You could try automotive polishing compounds. I'm not referring to the wax products, but rather the rubbing compound (more coarse) and another called polishing compound. (There are several brands available, I just happen to use Dupont).Doing what you want would take a great deal of experimentation, but you might also be able to use pumice or rottenstone to do it.


----------



## Steve Neul (Sep 2, 2011)

Shellac is available in different sheens however you are achieving this by using the flattening agents. Rubbing compound will only make it shinier. The only option I can think of is to rub it down with 0000 steel wool.


----------



## Bonka (Mar 24, 2011)

*De=Glossing*

I use Wool Lube and 0000 steel wool. I t puts a satin finsh to the shellac.


----------



## Fred Hargis (Apr 28, 2012)

Steve Neul said:


> Shellac is available in different sheens however you are achieving this by using the flattening agents. Rubbing compound will only make it shinier. The only option I can think of is to rub it down with 0000 steel wool.
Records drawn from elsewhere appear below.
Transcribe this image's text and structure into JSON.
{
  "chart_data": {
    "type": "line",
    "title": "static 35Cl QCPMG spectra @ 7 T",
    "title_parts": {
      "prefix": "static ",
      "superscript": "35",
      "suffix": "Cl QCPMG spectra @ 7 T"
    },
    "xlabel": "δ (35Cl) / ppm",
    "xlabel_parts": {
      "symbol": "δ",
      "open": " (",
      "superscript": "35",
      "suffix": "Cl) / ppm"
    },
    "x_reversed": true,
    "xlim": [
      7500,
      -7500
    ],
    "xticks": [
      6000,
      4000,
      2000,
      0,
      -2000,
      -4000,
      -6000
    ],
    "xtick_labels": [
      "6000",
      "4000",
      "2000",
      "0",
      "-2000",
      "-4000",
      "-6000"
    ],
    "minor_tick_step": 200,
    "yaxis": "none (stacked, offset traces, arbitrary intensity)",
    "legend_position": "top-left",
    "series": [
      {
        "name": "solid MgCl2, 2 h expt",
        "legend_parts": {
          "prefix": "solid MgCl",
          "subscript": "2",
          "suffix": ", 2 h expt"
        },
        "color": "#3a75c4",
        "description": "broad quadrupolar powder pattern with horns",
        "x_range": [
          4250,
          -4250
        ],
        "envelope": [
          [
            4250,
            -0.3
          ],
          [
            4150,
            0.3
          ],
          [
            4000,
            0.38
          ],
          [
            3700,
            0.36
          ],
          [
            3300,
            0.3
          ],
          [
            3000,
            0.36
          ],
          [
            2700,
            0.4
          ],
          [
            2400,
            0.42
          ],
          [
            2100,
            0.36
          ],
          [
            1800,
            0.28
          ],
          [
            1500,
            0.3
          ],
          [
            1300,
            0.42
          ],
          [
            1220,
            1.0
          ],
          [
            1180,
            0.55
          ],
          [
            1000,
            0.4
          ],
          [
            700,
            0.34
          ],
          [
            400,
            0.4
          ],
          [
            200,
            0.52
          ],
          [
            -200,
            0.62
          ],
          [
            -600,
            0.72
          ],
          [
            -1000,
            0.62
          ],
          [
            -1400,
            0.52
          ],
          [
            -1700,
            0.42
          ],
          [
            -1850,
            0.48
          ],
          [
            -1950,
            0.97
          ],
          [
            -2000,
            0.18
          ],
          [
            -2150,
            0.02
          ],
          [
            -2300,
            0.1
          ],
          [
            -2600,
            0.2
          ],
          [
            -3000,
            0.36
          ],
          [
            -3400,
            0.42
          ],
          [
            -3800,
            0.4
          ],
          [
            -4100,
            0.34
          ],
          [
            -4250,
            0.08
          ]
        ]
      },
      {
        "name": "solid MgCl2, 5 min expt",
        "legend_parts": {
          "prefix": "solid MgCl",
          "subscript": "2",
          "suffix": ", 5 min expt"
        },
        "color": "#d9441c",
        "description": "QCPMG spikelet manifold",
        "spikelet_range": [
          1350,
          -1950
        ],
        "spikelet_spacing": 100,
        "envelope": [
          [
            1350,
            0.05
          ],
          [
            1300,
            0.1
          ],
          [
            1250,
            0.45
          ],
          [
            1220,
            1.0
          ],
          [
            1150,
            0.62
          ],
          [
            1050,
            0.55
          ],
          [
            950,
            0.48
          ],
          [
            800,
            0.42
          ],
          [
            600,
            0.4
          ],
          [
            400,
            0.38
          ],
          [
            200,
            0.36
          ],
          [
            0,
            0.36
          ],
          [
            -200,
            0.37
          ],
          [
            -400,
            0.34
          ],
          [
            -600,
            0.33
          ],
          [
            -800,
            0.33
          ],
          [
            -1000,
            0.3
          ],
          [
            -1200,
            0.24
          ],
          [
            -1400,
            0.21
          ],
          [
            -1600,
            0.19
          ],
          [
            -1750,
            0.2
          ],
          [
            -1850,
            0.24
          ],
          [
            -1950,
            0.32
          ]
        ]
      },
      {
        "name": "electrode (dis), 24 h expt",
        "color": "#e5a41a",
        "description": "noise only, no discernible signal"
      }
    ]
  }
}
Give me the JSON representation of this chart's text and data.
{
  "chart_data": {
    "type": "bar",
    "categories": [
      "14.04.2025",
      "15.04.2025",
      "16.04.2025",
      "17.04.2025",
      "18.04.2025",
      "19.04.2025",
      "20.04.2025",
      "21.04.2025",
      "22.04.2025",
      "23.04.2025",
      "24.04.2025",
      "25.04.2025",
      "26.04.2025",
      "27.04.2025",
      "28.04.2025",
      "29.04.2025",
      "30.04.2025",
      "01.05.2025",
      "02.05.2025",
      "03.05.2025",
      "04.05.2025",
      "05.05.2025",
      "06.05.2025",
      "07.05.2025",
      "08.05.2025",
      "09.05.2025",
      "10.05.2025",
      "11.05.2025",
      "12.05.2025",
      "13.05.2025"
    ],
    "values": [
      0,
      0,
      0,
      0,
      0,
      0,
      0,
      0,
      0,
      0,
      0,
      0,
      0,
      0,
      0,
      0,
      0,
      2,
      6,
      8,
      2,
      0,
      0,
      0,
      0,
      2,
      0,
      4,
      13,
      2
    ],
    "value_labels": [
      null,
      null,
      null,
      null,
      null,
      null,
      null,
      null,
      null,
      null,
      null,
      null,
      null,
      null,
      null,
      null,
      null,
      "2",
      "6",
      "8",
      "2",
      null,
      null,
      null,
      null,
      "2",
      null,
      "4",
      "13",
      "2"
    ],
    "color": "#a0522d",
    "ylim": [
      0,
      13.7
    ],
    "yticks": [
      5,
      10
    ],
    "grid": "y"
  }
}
Actually, the rubbing and polishing compounds contain grit that will scratch the surface much like the other suggestions, scattering the reflected light and reducing the sheen. I use them quite a bit to reduce the sheen of gloss varnish.


----------



## Rick Mosher (Feb 26, 2009)

I like Mirka Abralon pads for rubbing out finishes. Get the 6" pads and use them on your air powered DA sander with water as a lubricant. The 1000 grit will give you a fairly dull finish 4000 will be nearly gloss.


----------



## cabinetman (Jul 5, 2007)

You can use Scotch-Brite pads applied to your ROS. Leave the sanding disc on and the pad will stick to it. Here is a chart for a grit equivalent.









 







.


----------



## MIKA (Jul 13, 2012)

I will be working on a small table top today and plan on 'playing' with several of your suggestions; many of which sound to be just what I was looking for. Thank you and I will update this thread with comments on my results..............


----------